SENIORITIS
(News-Herald, February 15) Graduation is still months away, but it’s not too early for senioritis. If you’ve had children who graduated from high school, you know senioritis. “itis” is medicalese for “inflammation of the fill-in-the-blank.” In the case of senioritis, what becomes inflamed is the high school senior’s sense of self-importance.
The best-known symptoms are the most obvious. For seventeen years, a person can be the most mild-mannered, selfless, kind, considerate and lovable human being ever spawned. But by April of senior year, that same person will become so selfish, with such a ginormous sense of entitlement, that he will become unrecognizable.

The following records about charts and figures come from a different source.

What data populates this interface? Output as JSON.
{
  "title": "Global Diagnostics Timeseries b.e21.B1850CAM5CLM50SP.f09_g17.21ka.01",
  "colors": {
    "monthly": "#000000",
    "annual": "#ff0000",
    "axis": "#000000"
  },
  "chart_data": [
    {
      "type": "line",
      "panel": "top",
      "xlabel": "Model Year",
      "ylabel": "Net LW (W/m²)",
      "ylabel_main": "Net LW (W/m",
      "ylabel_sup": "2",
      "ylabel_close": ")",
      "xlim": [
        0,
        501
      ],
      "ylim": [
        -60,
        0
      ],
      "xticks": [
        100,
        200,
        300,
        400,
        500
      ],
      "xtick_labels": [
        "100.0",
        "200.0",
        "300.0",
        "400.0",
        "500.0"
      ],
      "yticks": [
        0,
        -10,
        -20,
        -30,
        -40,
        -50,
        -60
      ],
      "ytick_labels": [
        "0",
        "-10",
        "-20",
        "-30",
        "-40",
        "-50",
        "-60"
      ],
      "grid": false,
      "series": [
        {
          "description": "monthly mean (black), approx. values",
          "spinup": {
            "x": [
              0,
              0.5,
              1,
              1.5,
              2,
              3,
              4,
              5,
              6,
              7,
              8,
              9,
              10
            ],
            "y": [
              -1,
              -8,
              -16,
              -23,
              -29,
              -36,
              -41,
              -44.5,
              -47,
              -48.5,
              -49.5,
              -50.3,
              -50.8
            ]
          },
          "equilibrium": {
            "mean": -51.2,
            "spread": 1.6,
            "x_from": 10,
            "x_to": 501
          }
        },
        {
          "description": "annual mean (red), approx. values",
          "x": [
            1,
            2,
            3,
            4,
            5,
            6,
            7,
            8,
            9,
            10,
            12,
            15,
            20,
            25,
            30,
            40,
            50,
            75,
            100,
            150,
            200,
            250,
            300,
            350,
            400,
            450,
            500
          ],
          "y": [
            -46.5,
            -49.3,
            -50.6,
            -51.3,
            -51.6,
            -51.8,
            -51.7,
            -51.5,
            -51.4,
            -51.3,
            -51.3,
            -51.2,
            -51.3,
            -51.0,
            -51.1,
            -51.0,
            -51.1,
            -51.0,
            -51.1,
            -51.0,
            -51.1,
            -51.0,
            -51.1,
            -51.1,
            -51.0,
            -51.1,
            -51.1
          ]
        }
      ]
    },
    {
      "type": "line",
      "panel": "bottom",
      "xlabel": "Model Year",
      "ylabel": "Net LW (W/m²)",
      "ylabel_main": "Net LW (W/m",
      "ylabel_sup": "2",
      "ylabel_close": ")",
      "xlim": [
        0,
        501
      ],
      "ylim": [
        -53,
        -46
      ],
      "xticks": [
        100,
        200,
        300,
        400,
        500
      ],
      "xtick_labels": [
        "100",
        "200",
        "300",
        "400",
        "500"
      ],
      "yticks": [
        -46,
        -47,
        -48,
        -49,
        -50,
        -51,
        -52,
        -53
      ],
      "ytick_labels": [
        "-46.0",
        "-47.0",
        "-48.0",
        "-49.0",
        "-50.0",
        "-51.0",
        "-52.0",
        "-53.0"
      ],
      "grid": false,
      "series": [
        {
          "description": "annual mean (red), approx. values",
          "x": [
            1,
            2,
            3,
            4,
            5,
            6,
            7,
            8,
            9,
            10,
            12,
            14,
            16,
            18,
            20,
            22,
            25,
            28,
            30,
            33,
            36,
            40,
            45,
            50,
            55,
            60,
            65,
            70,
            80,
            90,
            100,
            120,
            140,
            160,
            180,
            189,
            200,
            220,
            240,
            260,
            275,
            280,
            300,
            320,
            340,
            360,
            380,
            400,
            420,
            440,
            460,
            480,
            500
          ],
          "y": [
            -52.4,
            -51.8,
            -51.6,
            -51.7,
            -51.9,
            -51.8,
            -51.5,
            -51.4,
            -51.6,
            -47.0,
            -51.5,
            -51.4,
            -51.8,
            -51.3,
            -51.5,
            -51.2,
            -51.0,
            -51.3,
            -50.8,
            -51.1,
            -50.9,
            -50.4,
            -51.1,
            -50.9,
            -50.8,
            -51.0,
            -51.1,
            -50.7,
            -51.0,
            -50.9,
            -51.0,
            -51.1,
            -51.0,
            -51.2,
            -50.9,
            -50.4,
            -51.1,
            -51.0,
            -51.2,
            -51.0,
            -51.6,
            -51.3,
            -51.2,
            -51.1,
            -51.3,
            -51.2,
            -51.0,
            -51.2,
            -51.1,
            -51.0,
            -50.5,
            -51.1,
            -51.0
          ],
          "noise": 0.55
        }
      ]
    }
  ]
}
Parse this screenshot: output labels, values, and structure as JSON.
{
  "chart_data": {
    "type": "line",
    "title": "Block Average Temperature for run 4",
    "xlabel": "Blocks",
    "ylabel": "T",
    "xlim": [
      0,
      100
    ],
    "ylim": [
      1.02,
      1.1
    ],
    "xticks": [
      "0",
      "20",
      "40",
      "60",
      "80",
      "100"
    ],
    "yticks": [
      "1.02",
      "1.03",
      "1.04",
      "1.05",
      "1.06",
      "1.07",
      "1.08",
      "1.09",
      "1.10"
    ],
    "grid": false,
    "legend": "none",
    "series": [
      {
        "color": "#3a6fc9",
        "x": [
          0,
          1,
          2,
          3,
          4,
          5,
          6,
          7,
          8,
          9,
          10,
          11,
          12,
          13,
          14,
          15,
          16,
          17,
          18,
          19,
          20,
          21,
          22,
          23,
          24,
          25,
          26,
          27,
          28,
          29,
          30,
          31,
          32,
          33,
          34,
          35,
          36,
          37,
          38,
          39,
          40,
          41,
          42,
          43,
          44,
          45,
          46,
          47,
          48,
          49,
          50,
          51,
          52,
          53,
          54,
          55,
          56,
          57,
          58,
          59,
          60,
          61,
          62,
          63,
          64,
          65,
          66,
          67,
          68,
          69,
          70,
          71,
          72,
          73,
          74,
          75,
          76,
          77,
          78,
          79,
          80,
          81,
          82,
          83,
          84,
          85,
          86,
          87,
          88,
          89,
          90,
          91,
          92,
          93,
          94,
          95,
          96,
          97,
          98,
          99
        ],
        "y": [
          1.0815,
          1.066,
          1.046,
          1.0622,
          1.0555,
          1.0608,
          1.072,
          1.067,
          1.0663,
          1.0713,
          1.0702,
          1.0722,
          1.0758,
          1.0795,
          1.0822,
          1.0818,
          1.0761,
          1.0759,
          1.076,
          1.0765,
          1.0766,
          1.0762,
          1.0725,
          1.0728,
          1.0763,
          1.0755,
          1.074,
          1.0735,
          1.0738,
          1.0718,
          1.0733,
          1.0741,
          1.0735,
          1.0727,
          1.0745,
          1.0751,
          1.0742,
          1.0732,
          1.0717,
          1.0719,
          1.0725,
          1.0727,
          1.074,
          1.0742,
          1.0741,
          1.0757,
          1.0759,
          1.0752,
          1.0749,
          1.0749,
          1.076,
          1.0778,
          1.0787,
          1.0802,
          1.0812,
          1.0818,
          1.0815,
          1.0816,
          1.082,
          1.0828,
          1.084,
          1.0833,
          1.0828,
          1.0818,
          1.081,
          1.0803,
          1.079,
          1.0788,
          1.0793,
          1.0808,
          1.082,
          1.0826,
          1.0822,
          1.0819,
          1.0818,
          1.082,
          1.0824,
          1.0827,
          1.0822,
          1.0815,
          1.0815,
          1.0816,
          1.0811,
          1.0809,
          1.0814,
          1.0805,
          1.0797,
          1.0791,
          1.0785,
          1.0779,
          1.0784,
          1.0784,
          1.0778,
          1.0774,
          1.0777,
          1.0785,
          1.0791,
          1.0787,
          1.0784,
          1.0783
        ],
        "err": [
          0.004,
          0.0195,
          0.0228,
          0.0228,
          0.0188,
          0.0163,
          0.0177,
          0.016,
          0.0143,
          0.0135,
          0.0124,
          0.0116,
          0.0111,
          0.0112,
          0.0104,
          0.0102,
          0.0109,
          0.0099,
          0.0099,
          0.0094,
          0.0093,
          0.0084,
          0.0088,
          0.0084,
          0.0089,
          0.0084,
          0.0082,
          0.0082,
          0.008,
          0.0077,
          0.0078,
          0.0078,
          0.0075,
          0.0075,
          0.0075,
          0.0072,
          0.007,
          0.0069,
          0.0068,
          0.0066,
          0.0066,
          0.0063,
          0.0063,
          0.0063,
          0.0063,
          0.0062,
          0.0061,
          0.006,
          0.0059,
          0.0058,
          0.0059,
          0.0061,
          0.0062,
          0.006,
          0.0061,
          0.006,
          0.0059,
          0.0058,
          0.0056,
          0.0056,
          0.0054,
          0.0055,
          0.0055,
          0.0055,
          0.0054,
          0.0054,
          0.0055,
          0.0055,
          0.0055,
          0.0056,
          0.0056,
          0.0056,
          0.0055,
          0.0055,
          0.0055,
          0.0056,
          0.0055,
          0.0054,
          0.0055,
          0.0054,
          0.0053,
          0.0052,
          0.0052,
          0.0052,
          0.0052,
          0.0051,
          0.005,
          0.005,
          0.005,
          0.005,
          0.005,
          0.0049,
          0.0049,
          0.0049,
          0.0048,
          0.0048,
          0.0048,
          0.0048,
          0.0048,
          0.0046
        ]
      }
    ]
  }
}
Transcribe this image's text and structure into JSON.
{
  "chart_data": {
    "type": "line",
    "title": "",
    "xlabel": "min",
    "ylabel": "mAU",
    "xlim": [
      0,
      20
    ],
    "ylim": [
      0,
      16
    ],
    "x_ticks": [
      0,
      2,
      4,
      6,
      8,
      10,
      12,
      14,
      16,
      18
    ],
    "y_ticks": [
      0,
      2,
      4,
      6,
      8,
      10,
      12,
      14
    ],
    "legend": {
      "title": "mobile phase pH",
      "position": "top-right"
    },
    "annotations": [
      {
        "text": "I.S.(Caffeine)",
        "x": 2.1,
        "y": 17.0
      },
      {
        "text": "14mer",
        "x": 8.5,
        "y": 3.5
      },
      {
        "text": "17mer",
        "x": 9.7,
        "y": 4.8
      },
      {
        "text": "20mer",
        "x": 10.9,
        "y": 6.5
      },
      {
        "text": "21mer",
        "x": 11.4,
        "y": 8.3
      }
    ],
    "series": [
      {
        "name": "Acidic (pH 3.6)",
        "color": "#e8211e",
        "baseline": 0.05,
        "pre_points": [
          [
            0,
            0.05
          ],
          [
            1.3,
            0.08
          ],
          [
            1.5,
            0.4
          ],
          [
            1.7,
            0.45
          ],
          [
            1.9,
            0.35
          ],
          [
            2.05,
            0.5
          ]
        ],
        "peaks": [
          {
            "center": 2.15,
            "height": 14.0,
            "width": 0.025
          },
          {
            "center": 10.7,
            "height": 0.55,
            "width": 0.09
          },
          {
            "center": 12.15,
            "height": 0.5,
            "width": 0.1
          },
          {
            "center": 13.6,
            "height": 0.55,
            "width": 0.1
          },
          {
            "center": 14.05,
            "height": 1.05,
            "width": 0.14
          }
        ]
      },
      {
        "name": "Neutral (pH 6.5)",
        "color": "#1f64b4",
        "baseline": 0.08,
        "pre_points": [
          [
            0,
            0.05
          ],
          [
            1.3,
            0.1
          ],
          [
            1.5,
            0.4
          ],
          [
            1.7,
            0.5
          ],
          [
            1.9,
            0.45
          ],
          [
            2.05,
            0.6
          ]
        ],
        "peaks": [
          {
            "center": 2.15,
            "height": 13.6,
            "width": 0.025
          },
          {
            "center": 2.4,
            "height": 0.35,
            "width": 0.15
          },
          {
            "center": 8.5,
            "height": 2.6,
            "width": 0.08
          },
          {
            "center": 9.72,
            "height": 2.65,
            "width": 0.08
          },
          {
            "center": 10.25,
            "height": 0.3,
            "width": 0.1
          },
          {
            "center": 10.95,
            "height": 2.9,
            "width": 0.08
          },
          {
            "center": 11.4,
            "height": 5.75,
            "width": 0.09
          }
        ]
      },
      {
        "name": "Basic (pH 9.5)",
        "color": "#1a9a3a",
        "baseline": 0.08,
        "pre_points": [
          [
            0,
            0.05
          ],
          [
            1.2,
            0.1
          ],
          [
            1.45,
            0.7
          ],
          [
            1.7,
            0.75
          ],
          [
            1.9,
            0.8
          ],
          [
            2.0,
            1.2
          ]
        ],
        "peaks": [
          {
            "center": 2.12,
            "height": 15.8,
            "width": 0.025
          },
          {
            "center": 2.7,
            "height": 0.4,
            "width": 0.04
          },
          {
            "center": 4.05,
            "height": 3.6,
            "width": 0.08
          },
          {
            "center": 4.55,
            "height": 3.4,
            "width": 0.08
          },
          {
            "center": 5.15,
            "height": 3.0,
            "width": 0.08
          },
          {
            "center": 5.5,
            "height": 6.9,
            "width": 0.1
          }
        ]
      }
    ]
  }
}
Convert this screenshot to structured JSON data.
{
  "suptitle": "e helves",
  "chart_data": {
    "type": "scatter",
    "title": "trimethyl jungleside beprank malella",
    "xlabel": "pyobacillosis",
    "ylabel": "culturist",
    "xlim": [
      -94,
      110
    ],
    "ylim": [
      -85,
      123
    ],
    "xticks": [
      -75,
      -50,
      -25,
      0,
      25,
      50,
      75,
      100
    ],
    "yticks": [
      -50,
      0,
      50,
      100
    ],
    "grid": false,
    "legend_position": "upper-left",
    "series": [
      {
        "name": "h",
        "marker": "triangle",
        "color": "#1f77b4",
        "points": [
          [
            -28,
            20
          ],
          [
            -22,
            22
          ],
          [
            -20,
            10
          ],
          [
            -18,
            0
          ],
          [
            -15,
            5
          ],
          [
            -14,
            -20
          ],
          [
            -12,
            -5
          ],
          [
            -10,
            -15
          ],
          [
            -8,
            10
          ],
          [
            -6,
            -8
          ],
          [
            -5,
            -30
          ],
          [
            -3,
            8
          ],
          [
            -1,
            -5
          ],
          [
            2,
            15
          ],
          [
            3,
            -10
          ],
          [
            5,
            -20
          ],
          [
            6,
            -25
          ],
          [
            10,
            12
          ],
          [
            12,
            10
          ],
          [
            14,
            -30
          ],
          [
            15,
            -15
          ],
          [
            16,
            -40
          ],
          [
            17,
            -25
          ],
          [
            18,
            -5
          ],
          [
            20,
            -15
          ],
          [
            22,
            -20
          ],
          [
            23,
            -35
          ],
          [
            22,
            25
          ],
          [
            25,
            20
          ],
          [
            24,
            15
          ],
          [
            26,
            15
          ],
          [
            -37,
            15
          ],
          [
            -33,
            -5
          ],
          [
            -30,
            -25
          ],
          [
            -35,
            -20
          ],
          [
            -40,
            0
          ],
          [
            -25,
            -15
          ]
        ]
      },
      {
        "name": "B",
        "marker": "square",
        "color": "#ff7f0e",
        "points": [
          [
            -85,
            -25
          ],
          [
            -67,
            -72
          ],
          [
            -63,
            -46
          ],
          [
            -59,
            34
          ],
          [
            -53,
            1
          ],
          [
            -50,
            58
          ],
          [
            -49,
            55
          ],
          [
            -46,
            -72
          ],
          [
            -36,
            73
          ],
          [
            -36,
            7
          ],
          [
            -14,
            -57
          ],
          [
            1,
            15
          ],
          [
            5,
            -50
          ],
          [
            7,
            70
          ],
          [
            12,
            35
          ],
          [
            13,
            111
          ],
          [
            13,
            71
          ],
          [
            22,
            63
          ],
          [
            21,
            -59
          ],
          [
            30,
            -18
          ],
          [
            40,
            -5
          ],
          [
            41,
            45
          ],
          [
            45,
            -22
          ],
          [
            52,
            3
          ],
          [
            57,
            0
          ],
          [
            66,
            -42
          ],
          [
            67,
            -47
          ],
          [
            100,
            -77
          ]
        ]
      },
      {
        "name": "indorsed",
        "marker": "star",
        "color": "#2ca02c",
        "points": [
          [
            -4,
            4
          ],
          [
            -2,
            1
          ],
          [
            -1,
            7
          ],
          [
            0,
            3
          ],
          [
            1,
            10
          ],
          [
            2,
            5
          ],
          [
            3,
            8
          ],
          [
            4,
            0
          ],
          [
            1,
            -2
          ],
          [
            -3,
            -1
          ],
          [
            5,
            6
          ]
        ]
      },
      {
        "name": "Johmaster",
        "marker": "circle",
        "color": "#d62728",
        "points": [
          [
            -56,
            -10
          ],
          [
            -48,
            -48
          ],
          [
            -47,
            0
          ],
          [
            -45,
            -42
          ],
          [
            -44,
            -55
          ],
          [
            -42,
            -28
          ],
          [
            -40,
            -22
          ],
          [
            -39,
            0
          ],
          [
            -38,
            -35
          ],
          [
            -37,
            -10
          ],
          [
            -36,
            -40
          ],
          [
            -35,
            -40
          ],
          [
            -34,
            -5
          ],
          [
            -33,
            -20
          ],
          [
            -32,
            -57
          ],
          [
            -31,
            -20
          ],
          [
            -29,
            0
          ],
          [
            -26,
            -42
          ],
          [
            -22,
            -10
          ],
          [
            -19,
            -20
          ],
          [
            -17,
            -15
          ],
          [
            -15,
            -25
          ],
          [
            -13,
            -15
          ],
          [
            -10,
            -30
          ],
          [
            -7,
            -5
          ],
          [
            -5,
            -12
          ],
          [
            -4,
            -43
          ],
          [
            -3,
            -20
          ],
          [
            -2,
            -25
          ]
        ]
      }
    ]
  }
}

By April, a high school senior knows that she is the center of the universe, sees no reason to believe that there is anyone anywhere doing anything more important than whatever she intends to do today.
Nature’s balance is at work here. Babies are cute and cuddly and adorable so that we don’t kill them when they’re screaming at 3 am. High school seniors are demanding and selfish so that we won’t miss them so much when they go.
But there are other side effects of senioritis as well. Take, for instance, senior panic.
Senior panic sets in when the senior combines counting skills and a calendar. For instance, as of right now, a Venangoland senior has only sixteen weekends left in his high school career. Subtract weekends that are already claimed by Prom, school plays, sporting events-- that might leave only a dozen.
Only a dozen weekends left to ask out that Interesting Someone that you’ve been imagining you might some day date. Only a dozen Saturdays to sleep in. Only a dozen weekends to spend with the friends that you may never see again for the rest of your life (and if you do, it won’t be the same). Only a dozen weekends left to square away the hurts and misunderstandings; only a dozen weekends to say those things that you always meant to say.
But it’s not only the seniors who start hearing the ticking of the clock.
Parents of high school seniors experience their own senioritis. Here they are, looking at this person whom they remember fairly vividly as a tiny blob of squalling flesh, realizing that this child is now about to walk out into the world, to be expected to function more or less like an adult. And the parent is not ready to let this adultish child go yet.
I don’t mean the sad loss when a close friends moves away and you know you’ll miss them. That’s certainly part of the package, but I’m talking about the same sense of panic that you felt when the teacher said it was time to pass in your test, and you knew you weren’t done yet.
Suddenly the parent is looking at the proto-adult and thinking, “But I’m not done! There’s Really Important Stuff I didn’t finish imparting yet!”
One minute you’re looking at the child who has inspired nothing but love and pride, and the next minute you’re thinking, “Good lord! How can anybody hope to hold down a real job when he can’t even comb his hair and pull up his pants!? Why in heaven’s name did I not get around to stressing the important of pulling up your pants!!!”
On their best days, parents feel the same love, pride and trust in their senior that they’ve always felt. But under the sway of a full-blown senioritis panic attack, parental units see an oncoming train wreck. They do not panic out of a sense of personal pride, but something far more powerful—the sudden overwhelming fear that a person they love most in the whole world is headed for disaster. And it will be their fault.
So, in a pre-emptive strike against guilt, matters that have not been an issue for years and years are suddenly the serious topic for talks entitled “We’d Better Sit Down and Talk About This Right Now, Young Lady, Part XXIV.”
This, in turn, aggravates everybody’s senioritis. At the very moment the senior is enjoying the belief that he is, in fact, the Master of the Universe, here comes the parents to suggest that he is actually a mass of glaring flaws.
Rinse and repeat for the next five months, until June comes and we find many people of both generations having a good cry—not sure why, exactly, but sure they can use it.
It is, in the end, just a phase for all involved. The Master of the Universe will, indeed, find the universe generally unimpressed with his preternaturally high self-esteem. But the Master’s parents will usually discover that their child is tougher and more adaptable than they had hoped. Good luck to them all over the next six months.